Test data generators can work in different mode: from the random approach to a more focused or intelligent way. Their goal is to use a predefined data structure to produce the data need for test in a specific format that could range from a spreadsheet file to SQL insert instructions. For more information about test data generation, you can visit https://en.wikipedia.org/wiki/Test_data_generation
This article presents some open source test data generators. Do not hesitate to contact us to include any tool that that is not yet listed in this article. The products currently included in this article are: Databene Benerator, DataFactory, Data Factory, DataGenerator, generatedata, Spawner, SQLfuzz, Synth, test-data-generator
October 19 2021: added generatedata, SQLfuzz, Synth
Databene Benerator is a framework released under both open source and commercial licenses that can be used to generate high-volume test data. This test data generation tool works on Windows and Unix systems. It supports many database systems (Oracle, IBM DB2, MS SQL Server, MySQL, PostgreSQL, …), XML, XML Schema, CSV, Flat Files and Excel. Databene Benerator has also a plugin system that allows for instance to use it with Eclipe or Maven.
Figure: How Databene Benerator works. Source http://databene.org/databene-benerator
DataFactory is an open source test data generator tool that allows you to easily generate test data. It was primarily written for populating database for development or test environments by providing values for names, addresses, email addresses, phone numbers, text, and dates. DataFactory can be integrated with Maven.
Data Factory is an open source Java API that can be used to generate random data. It is useful when developing applications that require a lot of sample data.
DataGenerator is an open source Java library that can produce large volumes of data to meet the challenges of the Big Data domain.. DataGenerator frames data production as a modeling problem, with a user providing a model of dependencies among variables and the library traversing the model to produce relevant data sets. DataGenerator can be used with IDE like Eclipse, IntelliJ IDEA or NetBeans.
generatedata is an opent source script that is essentially an engine to generate any sort of random data in any format. It currently comes with 30 or so Data Types (types of data it generates), 8 Export Types (formats for the data), plus around 30 data sets for specific countries (city names, regions etc). But more importantly, it can be extended in any way you want. If you need to generate random data programmatically rather than manually via the UI, you can use the REST API.

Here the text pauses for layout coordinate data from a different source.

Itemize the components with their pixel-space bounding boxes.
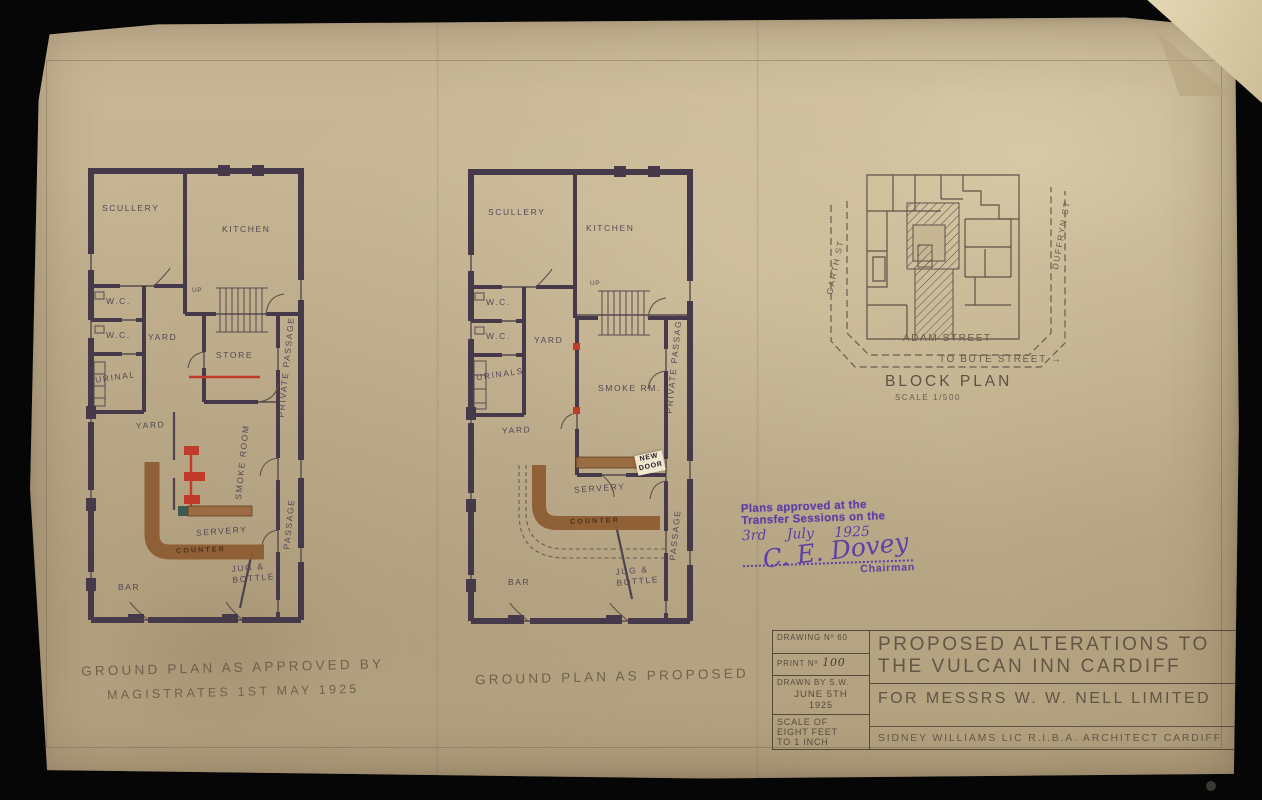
photo-background: SCULLERY KITCHEN UP W.C. W.C. URINAL YAR… [0, 0, 1262, 800]
drawing-sheet: SCULLERY KITCHEN UP W.C. W.C. URINAL YAR… [24, 16, 1240, 780]
print-number-value: 100 [822, 656, 845, 669]
room-label-yard-lower: YARD [502, 424, 532, 436]
room-label-wc-upper: W.C. [486, 297, 511, 307]
title-block-main: PROPOSED ALTERATIONS TO THE VULCAN INN C… [870, 631, 1247, 749]
room-label-wc-lower: W.C. [106, 330, 131, 340]
proposed-plan: SCULLERY KITCHEN UP W.C. W.C. URINALS YA… [462, 163, 702, 633]
bar-counter [152, 462, 264, 552]
room-label-smoke-room: SMOKE RM. [598, 383, 661, 393]
drawing-number: DRAWING Nº 60 [773, 631, 869, 654]
street-label-adam: ADAM STREET [903, 333, 992, 344]
architect-line: SIDNEY WILLIAMS LIC R.I.B.A. ARCHITECT C… [870, 727, 1247, 749]
room-label-yard-upper: YARD [148, 332, 177, 342]
block-plan-title: BLOCK PLAN [885, 373, 1012, 391]
staircase [216, 288, 268, 332]
room-label-wc-lower: W.C. [486, 331, 511, 341]
approval-stamp: Plans approved at the Transfer Sessions … [741, 497, 930, 579]
title-block: DRAWING Nº 60 PRINT Nº100 DRAWN BY S.W. … [772, 630, 1248, 750]
inner-walls [471, 172, 690, 621]
room-label-store: STORE [216, 350, 253, 360]
room-label-kitchen: KITCHEN [586, 223, 635, 233]
chimney-and-piers [466, 166, 660, 624]
drawing-title: PROPOSED ALTERATIONS TO THE VULCAN INN C… [870, 631, 1247, 684]
print-number: PRINT Nº100 [773, 654, 869, 675]
vulcan-site-hatched-lower [915, 269, 953, 339]
room-label-bar: BAR [118, 582, 140, 592]
outer-walls [468, 169, 693, 621]
approved-plan: SCULLERY KITCHEN UP W.C. W.C. URINAL YAR… [82, 162, 308, 629]
drawn-by-and-date: DRAWN BY S.W. JUNE 5TH 1925 [773, 676, 869, 716]
staircase [598, 291, 650, 335]
title-block-info-column: DRAWING Nº 60 PRINT Nº100 DRAWN BY S.W. … [773, 631, 870, 749]
block-plan-drawing [815, 155, 1100, 405]
block-plan: ADAM STREET TO BUTE STREET → BLOCK PLAN … [815, 155, 1100, 405]
room-label-jug-and-bottle: JUG & BOTTLE [231, 560, 276, 587]
room-label-scullery: SCULLERY [102, 203, 160, 213]
room-label-yard-lower: YARD [136, 419, 166, 431]
proposed-plan-caption: GROUND PLAN AS PROPOSED [472, 661, 753, 693]
block-plan-scale: SCALE 1/500 [895, 393, 961, 402]
stair-up-label: UP [590, 280, 600, 287]
direction-note-bute-street: TO BUTE STREET → [939, 354, 1063, 365]
thin-wall-outline [471, 172, 690, 621]
approved-plan-walls [82, 162, 308, 629]
room-label-kitchen: KITCHEN [222, 224, 271, 234]
scale-note: SCALE OF EIGHT FEET TO 1 INCH [773, 715, 869, 749]
room-label-wc-upper: W.C. [106, 296, 131, 306]
room-label-yard-upper: YARD [534, 335, 563, 345]
reference-dot [1206, 781, 1216, 791]
courtyard-structure [918, 245, 932, 267]
wc-fixtures [94, 292, 105, 406]
approved-plan-caption: GROUND PLAN AS APPROVED BY MAGISTRATES 1… [67, 651, 398, 708]
fold-crease [436, 16, 439, 780]
room-label-scullery: SCULLERY [488, 207, 546, 217]
fold-crease [756, 16, 759, 780]
stair-up-label: UP [192, 287, 202, 294]
room-label-bar: BAR [508, 577, 530, 587]
wc-fixtures [474, 293, 486, 409]
room-label-jug-and-bottle: JUG & BOTTLE [615, 563, 660, 590]
client-line: FOR MESSRS W. W. NELL LIMITED [870, 684, 1247, 727]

Spawner is a generator of sample and test data for databases. It can be configured to output delimited text or SQL insert statements. It can also insert directly into a MySQL database. Includes many field types, most of which are configurable. Spawner works on Linux and Windows systems.
Figure. Spawner generation screen. Source: http://spawner.sourceforge.net/
SQLfuzz is an open source tool for software testing that loads random data into SQL tables for testing purposes. The tool can get the layout of the SQL table and fill it up with random data.

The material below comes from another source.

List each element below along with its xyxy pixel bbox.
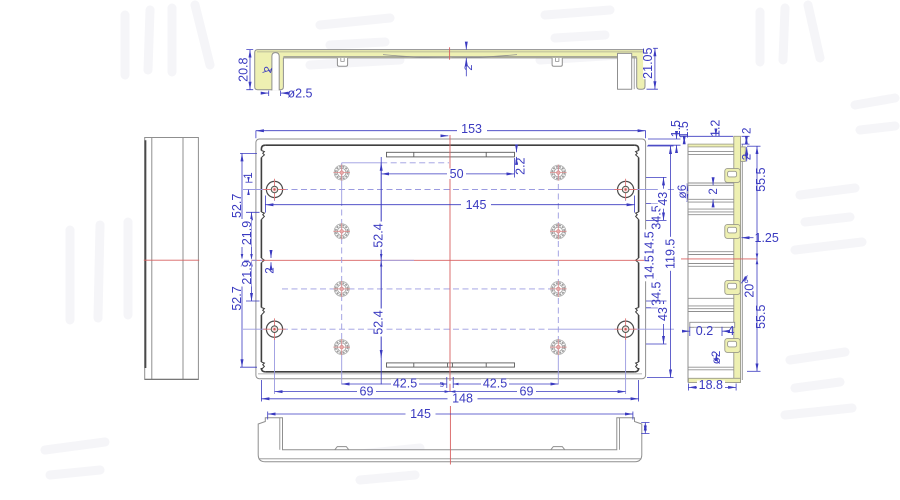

Synth is an open source tool for generating realistic data using a declarative data model. Synth is database agnostic and can scale to millions of rows of data. Synth provides a robust, declarative framework for specifying constraint based data generation. Synth provides a flexible declarative data model which you can version control in git, peer review, and automate.
test-data-generator is a simple open source Java tool to generate data that can be used with Maven. It supports many different data values like emails, country or name. You can produce output in different formats like csv, tsv or sql. You can also directly inject the generated test data in a database using a jdbc connection.